De qualquer forma, os analistas apontam que a percepção de risco aumentará ainda mais, e eles esperam por algum grau de repercussão para o setor como um todo, embora não para o mesmo nível do ciclo de intervenção anterior. Nos últimos dois anos (excluindo o período de volatilidade da Covid-19), as ações da Petrobras foram negociadas com um desconto de 5% a 15% ante os pares internacionais. O Morgan aponta ser provável que a ação seja negociada com um desconto maior em um futuro próximo, embora não tão pronunciado quanto um desconto de 40% durante o pior dos anos de intervenção anteriores.

“Além disso, acreditamos que uma nova onda de intervenção poderia afetar potencialmente o programa de desinvestimento da empresa (refinarias em particular) e o clima geral de investimento no Brasil em algum grau.
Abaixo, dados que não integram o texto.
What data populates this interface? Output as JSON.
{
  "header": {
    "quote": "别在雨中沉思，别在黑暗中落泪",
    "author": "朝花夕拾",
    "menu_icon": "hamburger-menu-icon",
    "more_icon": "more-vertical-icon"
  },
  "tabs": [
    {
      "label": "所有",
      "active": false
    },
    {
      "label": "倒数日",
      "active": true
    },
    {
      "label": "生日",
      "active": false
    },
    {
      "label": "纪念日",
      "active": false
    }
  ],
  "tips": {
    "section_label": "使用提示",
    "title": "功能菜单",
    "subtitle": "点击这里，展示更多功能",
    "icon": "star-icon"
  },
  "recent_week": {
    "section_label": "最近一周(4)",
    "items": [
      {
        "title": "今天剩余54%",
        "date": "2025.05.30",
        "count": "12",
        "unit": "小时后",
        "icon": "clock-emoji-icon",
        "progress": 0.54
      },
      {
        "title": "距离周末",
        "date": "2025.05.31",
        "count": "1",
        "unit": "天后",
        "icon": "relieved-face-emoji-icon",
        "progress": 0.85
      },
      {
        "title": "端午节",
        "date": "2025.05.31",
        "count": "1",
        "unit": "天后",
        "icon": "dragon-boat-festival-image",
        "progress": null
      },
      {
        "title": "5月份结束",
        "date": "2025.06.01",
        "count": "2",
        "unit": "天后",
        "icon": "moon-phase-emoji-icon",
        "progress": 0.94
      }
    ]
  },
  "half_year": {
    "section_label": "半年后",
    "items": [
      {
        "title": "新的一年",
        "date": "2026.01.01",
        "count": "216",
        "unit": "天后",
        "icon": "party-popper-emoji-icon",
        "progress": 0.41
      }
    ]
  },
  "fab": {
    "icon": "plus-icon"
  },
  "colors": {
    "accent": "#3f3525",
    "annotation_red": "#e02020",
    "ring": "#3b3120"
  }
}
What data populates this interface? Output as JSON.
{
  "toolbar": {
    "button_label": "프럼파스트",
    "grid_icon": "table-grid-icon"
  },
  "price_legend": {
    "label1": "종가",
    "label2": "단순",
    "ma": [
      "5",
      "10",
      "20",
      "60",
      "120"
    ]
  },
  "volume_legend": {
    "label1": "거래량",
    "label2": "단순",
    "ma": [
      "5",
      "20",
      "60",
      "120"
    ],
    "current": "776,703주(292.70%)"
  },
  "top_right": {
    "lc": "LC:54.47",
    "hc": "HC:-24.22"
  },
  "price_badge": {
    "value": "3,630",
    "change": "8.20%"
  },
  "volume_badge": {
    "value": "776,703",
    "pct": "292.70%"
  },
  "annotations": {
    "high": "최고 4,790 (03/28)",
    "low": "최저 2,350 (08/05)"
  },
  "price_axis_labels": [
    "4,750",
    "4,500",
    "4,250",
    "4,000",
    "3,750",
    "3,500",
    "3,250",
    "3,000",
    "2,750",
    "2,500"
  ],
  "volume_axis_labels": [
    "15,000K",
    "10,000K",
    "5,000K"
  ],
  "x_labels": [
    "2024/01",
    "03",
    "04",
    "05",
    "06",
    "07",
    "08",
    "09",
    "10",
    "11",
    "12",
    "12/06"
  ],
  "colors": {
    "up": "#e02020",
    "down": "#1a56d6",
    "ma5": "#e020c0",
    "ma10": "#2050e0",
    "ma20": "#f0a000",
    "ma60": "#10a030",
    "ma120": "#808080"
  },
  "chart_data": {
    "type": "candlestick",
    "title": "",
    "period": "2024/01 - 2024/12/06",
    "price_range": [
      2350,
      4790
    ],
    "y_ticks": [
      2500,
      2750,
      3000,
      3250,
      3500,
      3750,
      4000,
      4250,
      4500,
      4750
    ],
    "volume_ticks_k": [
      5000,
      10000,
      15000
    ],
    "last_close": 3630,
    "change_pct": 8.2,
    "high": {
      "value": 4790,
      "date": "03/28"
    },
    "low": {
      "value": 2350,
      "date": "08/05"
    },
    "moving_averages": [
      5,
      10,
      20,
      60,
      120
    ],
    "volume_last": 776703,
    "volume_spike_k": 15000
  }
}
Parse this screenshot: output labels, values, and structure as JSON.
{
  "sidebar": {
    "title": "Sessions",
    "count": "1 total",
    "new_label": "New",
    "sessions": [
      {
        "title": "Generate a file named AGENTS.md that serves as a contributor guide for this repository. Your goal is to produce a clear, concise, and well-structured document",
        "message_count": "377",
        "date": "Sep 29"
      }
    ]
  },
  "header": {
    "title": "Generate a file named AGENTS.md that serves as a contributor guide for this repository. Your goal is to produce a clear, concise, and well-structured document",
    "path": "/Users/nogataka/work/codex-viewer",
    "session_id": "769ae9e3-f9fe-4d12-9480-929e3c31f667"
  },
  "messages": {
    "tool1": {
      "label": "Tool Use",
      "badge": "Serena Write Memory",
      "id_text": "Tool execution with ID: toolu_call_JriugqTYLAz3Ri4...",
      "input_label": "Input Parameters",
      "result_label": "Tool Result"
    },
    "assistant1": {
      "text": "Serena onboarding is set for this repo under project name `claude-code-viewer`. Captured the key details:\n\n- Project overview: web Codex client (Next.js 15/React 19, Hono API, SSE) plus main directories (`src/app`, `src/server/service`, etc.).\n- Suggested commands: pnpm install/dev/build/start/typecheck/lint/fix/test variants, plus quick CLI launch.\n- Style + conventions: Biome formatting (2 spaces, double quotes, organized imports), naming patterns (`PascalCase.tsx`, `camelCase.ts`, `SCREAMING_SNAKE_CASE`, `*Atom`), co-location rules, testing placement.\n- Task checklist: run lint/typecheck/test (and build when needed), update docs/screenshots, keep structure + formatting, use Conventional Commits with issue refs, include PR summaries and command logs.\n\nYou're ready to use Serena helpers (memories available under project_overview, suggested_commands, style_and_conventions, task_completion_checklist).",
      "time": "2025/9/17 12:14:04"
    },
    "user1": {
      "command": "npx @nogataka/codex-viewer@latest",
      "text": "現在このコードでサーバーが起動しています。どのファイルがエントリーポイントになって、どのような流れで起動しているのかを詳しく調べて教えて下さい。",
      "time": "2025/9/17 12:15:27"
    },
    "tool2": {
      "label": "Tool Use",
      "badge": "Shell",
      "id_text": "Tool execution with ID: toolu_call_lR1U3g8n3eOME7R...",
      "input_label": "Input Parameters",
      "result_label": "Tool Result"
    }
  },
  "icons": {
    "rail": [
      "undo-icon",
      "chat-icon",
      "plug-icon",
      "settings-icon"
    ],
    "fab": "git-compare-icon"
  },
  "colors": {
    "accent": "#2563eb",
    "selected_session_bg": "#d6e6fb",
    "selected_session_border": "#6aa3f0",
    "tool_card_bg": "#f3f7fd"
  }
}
Não esperamos, no entanto, ver um efeito cascata semelhante ao soberano versus quando a Petrobras estava em risco de inadimplência”, apontam.

Eles ressaltam que vão avaliar como o mercado vai se comportar nas próximas semanas e monitorará os novos desenvolvimentos, como uma possível saída de membros do Conselho. “Embora possamos concluir que a tese fundamental pode não ter mudado de forma material, os fundamentos provavelmente não serão o principal impulsionador da ação no curto prazo, e veremos uma percepção de risco muito maior no setor, o que poderia resultar em uma taxa de desconto mais ampla e negociação de descontos múltiplos em comparação com pares internacionais”, avaliam.

Itaú BBA

Recomendação anterior: outperform (exposição acima da média do mercado)
Recomendação atual: sem recomendação

O Itaú BBA  disse que vê a mudança de gestão como abrupta como indicação de que o governo pretende ampliar seu envolvimento nas operações da petroleira, mas destaca que a alteração ainda deve demorar um mês, envolvendo a mudança no conselho da empresa, à medida que deve passar por uma nova reunião de acionistas, o que leva um mês.

O Itaú diz acreditar que a maior parte da incerteza vai ser uma reação à política de preços no curto prazo, e a como a gestão impacta a venda das refinarias, que vinha avançando “significativamente”,

Em sua análise, o banco presume que a Petrobras manterá seus preços de diesel e gasolina abaixo da paridade internacional, e que outros atores deixarão de importar combustível, o que obrigará a Petrobras a aumentar suas próprias importações para dar conta da demanda doméstica.

E afirma que a tese a favor da Petrobras se baseava na redução de risco em torno da empresa e redução de dívidas. Ambos os pontos foram prejudicados pela decisão do presidente. Devido às incertezas atuais, o banco suspendeu sua avaliação de risco e de preço-alvo para a Petrobras.